Écrit par : Soma | 03/02/2013

je me demande bien comment ça se passe entre une mère et son fils... en tout cas une relation sans conflit est déjà top, peut-être que la distance géographique aide aussi, non?

Écrit par : working mom | 03/02/2013

Je pense que la relation parents/enfants peut rester de très bonne qualité quand l'enfant n'est pas soumis à ses parents et que ceux ci ne se mettent pas sur un piédestal...la chute est sévère sinon...
Je crois que si l'enfant se sent respecté dans ses choix, ses opinions, et qu'il sent qu'on lui fait confiance, il y a une juste distance qui s'établit et qui permet de ne pas être dans le trop "amour fou/haine" ... et qui permet à la relation d'évoluer sans se détériorer (mais à l'adolescence, c'est sûr que ça reste toujours une période de tourbillons)
...et rien que le fait que tu te poses ces questions, c'est déjà super positif pour votre relation... enfin, c'est ma petite vision personnelle :)

Écrit par : Maman psychomot | 03/02/2013

oui tu as raison. Je pense que si on se remet sans cesse en question et qu'on essaie de comprendre les choix de son enfant, la relation peut rester positive. Peut-être devrais-je essayer d'insuffler ça dans la relation avec mes parents...

Écrit par : working mom | 03/02/2013

La relation enfant/parents n'est pas une fatalité pour le peu qu'on en prenne soin. Enfin je dis ça mais la plus vieille a 2 ans...
Ma mère adore les bébés et a donc été très maternante avec moi, le souci c'est qu'en grandissant, on ne l'intéresse plus. Pour preuve, elle m'a rendu un carton plein de mes photos d'enfance pour "faire le vide" chez elle. Merci maman... Ca m'énerve de la voir aujourd'hui couver mes enfants car je sais que ça va se répéter. Mon père, quant à lui, est très égoïste: non seulement il ne pense qu'à lui mais en plus, on est obligé de faire ce qu'il nous demande sous peine de représailles (il nous demande un service mais on sait que si on ne lui rend pas, il nous le fera payer un jour ou l'autre).
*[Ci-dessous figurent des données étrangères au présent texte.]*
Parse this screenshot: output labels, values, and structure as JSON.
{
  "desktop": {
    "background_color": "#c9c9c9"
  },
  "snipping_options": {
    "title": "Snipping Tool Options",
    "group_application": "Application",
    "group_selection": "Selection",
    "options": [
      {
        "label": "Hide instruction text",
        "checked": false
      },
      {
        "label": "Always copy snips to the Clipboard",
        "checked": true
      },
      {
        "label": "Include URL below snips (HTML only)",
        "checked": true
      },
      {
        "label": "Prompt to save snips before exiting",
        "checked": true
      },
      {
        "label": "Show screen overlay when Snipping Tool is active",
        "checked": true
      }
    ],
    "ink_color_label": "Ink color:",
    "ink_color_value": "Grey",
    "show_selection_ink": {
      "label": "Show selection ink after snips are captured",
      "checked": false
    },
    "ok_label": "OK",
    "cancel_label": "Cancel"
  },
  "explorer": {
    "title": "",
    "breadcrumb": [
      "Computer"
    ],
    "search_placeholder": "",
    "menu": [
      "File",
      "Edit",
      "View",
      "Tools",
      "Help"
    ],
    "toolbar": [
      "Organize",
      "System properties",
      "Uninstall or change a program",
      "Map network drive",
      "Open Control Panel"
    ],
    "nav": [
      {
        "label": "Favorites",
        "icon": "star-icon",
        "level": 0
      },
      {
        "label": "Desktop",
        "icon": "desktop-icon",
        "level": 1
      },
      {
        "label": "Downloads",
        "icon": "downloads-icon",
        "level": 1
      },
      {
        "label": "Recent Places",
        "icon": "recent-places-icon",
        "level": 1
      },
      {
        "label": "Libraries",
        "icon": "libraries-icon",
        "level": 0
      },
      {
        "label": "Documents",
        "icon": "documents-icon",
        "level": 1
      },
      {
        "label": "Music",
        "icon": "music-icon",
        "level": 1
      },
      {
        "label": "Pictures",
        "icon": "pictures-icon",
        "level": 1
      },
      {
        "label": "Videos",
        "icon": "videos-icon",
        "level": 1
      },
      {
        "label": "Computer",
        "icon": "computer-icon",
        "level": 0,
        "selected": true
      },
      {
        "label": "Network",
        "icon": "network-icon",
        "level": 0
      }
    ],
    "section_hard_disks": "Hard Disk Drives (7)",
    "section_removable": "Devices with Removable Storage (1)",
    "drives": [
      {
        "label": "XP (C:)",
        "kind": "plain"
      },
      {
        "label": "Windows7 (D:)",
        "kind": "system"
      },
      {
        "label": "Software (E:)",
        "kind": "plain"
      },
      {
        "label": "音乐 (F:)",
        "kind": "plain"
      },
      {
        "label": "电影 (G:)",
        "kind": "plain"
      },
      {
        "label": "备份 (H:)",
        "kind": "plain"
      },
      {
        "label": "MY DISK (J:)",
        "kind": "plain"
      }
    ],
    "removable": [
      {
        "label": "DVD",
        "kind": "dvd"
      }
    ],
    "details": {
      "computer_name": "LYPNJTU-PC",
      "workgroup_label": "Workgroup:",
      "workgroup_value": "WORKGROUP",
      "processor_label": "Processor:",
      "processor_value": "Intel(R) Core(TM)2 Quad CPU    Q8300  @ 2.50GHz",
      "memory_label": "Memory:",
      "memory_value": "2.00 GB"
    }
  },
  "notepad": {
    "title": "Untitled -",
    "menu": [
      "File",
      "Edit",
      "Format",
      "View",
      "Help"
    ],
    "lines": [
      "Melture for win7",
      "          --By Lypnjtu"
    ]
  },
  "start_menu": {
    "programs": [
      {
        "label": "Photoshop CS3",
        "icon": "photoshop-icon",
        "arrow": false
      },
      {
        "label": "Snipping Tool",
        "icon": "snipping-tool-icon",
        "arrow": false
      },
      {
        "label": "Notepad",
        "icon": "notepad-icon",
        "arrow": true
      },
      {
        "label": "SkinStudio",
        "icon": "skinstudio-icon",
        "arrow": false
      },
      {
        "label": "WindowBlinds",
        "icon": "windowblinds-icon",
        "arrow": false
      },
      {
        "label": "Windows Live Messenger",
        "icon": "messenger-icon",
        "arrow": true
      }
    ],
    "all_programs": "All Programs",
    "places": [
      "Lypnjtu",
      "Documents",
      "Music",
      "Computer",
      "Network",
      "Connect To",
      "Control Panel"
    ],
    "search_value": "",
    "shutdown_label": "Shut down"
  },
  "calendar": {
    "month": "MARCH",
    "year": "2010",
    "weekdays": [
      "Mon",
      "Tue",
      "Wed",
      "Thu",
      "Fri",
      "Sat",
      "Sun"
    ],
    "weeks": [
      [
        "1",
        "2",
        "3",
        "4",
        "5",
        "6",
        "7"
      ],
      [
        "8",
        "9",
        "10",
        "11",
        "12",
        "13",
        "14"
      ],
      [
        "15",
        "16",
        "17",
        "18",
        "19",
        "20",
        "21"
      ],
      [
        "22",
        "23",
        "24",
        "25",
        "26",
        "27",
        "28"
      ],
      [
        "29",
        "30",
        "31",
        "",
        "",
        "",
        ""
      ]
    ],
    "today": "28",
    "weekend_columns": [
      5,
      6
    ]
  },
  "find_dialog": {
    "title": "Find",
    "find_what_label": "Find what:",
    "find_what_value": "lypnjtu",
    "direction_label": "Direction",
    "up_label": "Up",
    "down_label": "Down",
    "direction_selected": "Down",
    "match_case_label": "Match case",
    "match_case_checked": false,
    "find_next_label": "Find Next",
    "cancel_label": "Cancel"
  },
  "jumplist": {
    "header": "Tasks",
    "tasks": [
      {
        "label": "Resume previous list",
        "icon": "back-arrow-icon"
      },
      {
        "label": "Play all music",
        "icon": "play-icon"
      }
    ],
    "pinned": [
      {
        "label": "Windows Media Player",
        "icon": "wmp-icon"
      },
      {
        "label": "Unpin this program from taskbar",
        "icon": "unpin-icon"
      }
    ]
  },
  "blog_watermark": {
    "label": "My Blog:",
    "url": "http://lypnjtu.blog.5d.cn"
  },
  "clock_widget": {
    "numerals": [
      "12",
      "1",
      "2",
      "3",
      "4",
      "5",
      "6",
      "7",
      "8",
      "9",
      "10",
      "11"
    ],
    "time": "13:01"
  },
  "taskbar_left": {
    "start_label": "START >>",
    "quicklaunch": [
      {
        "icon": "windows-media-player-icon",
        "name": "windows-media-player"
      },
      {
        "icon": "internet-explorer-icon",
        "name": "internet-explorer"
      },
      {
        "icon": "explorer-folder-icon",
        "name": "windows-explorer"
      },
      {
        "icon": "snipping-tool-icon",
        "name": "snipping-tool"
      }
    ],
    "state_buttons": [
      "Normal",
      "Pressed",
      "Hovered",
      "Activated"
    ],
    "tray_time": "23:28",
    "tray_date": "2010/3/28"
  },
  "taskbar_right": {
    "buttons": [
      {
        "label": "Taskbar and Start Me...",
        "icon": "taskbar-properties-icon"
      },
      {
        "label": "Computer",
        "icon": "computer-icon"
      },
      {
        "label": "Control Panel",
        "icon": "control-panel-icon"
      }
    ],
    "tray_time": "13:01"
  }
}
Ses cadeaux ne se font jamais sans arrière-pensée.
Du coup, moins je les vois, mieux je me porte, mais des fois, je me dis que c'est grâce à leurs défauts que j'ai appris à me débrouiller toute seule et à ne rien demander à personne. Mon mari, qui a eu des parents aux petits soins, est incapable de s'occuper du moindre papier administratif et se trouve vite perdu face à ses responsabilités...

Écrit par : Cleophis | 03/02/2013

c'est vrai que les défauts de nos parents peuvent devenir un atout. Par exemple ma mère étant colérique et mythomane, j'essaie de rester le plus calme possible et j'ai en horreur le mensonge, m’efforçant d'être le plus honnête possible.